Maybe you saw the article in this morning's New York Times about the move by a group of college presidents to push for a lowering of the drinking age to 18. Their point is a good one. They argue that having the drinking age at 21 has not worked, that it "has fostered a culture of clandestine binge drinking and that students’
use of fake identification has eroded their respect for the law." Anyone who has spent any time at all on a college campus knows how serious this problem is.
Megan McArdle, siding with the college presidents, repeats the common observation about the idiocy of perpetuating a situation in which someone can be sent off to war in Iraq but not allowed to buy a beer. But she then addresses the question of how to handle drunk drivers, pointing to some very sensible ideas on that.
Today's Boston Globereports that the Massachusetts state legislature is working on a bill to outlaw salvia, an herb that "produces short, intense hallucinogenic trips when smoked."
Salvia is legal now in Massachusetts, as it is in most states. It should stay that way. For reasons why, see James Tierney's article in the Boston Phoenix.
Remember that great movie from 2003 with John Cusack, Runaway Jury? Gene Hackman plays a jury consultant, a sleaze-for-hire who helps advise the defense on selection of a jury that will maximize the possibility of an acquittal. Think it's fiction? Think again.
Diane Dimond has a great article at The Huffington Post about how these jury consultants operate and what they deliver. And what is that? A perverted system. Read her article to see how.

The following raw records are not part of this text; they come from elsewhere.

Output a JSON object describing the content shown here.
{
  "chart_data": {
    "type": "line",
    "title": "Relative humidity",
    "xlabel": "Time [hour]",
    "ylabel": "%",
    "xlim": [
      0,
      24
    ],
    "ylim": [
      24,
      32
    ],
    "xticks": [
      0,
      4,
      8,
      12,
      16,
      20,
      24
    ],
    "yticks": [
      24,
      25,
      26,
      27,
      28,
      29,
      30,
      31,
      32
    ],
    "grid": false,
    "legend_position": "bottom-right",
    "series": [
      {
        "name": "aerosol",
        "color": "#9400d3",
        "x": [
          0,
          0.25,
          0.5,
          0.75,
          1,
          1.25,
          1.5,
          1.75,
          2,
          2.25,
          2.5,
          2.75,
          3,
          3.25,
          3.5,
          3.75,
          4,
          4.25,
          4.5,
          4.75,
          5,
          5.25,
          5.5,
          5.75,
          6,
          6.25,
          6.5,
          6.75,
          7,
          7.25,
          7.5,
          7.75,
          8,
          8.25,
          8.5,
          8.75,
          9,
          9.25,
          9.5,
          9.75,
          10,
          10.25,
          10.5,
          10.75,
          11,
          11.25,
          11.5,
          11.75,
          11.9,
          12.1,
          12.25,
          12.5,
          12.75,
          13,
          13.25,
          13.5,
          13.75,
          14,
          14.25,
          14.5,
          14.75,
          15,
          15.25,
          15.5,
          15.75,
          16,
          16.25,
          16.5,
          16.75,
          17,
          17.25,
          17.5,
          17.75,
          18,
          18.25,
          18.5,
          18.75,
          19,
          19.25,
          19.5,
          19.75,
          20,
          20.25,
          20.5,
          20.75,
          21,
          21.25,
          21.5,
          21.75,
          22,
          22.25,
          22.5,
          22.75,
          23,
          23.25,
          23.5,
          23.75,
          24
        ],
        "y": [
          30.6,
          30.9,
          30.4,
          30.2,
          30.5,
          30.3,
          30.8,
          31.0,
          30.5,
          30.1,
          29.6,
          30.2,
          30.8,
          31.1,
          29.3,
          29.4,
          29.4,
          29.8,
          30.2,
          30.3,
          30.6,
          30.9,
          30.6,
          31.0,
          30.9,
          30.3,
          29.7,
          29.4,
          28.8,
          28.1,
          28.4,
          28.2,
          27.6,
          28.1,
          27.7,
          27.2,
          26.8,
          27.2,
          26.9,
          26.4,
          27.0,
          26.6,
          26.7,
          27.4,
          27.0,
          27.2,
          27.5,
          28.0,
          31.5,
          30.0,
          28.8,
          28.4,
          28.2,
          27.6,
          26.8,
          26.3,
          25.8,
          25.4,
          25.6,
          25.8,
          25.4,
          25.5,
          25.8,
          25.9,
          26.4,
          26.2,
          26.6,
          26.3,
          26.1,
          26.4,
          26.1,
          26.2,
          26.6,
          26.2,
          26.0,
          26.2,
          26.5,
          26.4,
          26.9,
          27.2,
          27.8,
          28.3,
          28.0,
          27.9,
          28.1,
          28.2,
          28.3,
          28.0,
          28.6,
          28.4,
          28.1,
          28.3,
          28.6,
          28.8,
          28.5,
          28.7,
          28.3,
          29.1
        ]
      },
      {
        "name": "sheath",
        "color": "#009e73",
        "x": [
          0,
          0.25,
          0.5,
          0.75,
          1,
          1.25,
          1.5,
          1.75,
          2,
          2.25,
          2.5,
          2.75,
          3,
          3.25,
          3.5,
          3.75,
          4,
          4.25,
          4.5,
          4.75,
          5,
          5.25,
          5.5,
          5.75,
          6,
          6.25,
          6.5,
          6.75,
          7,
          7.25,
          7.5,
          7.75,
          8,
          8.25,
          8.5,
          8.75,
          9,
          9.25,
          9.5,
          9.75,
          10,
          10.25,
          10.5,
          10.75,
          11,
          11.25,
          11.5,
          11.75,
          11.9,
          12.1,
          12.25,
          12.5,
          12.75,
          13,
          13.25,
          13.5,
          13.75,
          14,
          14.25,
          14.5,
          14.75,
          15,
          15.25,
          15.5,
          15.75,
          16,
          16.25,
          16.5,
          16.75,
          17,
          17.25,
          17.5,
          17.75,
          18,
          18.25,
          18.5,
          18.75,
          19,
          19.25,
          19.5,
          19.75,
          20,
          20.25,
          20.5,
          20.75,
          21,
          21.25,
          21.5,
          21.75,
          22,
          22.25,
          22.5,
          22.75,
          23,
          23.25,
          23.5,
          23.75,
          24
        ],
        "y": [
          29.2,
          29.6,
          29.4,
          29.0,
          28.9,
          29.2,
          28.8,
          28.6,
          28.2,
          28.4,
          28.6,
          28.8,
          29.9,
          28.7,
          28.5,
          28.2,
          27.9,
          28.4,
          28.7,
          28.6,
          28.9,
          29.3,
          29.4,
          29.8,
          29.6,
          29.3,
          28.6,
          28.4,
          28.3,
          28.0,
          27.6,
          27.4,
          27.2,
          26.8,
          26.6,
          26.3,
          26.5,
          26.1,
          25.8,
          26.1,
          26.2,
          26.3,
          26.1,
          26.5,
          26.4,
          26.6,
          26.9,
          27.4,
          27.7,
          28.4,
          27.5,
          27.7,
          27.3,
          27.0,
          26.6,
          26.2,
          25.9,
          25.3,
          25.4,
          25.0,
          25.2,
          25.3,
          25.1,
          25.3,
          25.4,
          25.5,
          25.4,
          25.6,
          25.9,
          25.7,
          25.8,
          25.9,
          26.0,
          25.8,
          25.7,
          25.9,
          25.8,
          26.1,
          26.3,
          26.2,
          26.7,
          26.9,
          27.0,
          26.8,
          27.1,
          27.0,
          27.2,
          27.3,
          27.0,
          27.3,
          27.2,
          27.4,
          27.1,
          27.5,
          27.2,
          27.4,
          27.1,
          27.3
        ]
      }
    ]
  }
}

Scott Horton has written an excellent article for Harper's on yesterday's Supreme Court decision in the Boumediene case. An excerpt:
For the past seven years, Americans have witnessed an
effort to engineer a “state of exception” to the American constitution.
Its key element has been a new definition of war—the “war on
terror”—which has neither territorial nor temporal boundaries. This
war, as the Bush Administration crafted and advanced it, never served
the security interests of the United States. Military analysts and
advisors were firm from the outset in opposing it.
David Iglesias has an interesting article over at Slate in which he takes the Bush Administration to task for its egregious claims of executive privilege. Starting with a look at the Nixon privilege claims in the Watergate tapes case (and the Supreme Court's decision on that in Nixon v. U.S.), Iglesias goes on to examine Bush's claims of privilege in an effort to keep his advisers from having to appear before Congress to testify on the matter of the Administration's firing of U.S. Attorneys.
Bankable excerpt:
The Bush administration stretched that privilege like cheap spandex
in an attempt to have it cover "free and open discussions and
deliberations [that] occur among his advisors and between those
advisors and others within and outside the Executive Branch."
To those of you who suspect that too much radical-flavored KoolAid has been served over the years here at Ranch Tierney, this post will give you more evidence for that view.
Our son James is heading to law school next year. This year he's been working in Cambridge for a prominent civil-liberties attorney, Harvey Silverglate. He's also been doing a lot of writing. His most recent article appeared today on the website of the Boston Phoenix. It's titled "The Bong Show." He addresses the effort by some Massachusetts legislators to criminalize salvia -- "a 'god-creating' substance that causes vivid spiritual feelings, altered perception, and hallucinations." (Holy cow!) He takes a look at our experience with criminalization of substances and suggests this may not be the best way to go. Great article.
A week ago Sunday, a post here mentioned John Grisham's new novel, The Appeal, which I just finished reading. The general topic of the novel is the misguided practice, in place in thirty-eight American states, of electing appellate-level judges. Grisham's book is dark and cynical, describing a toxic, debased political system. But there's nothing unreal about it. A recent column in the Wall Street Journal by John Fund, a WSJ columnist, extols the outcome of an election in Wisconsin last week, in which voters threw out a liberal Supreme Court justice in favor of a conservative county judge whose campaign was backed by wealthy business interests. Fund ends his rhapsody on this sanguine note: "This fall, voters in other states ranging from Louisiana to Michigan will face pivotal elections over what direction their own state supreme courts will go. Inevitably, a chorus will complain about the amount of money spent on those races by outside groups. No doubt the campaigns will be messy. But that's a small price to pay to ensure that voters remain a check on the judiciary." Anyone with even a remote understanding of the legalized corruption countenanced by current campaign-finance laws will not share Fund's upbeat assessment. And for those without such an understanding, Grisham's novel offers a sobering primer on the subject.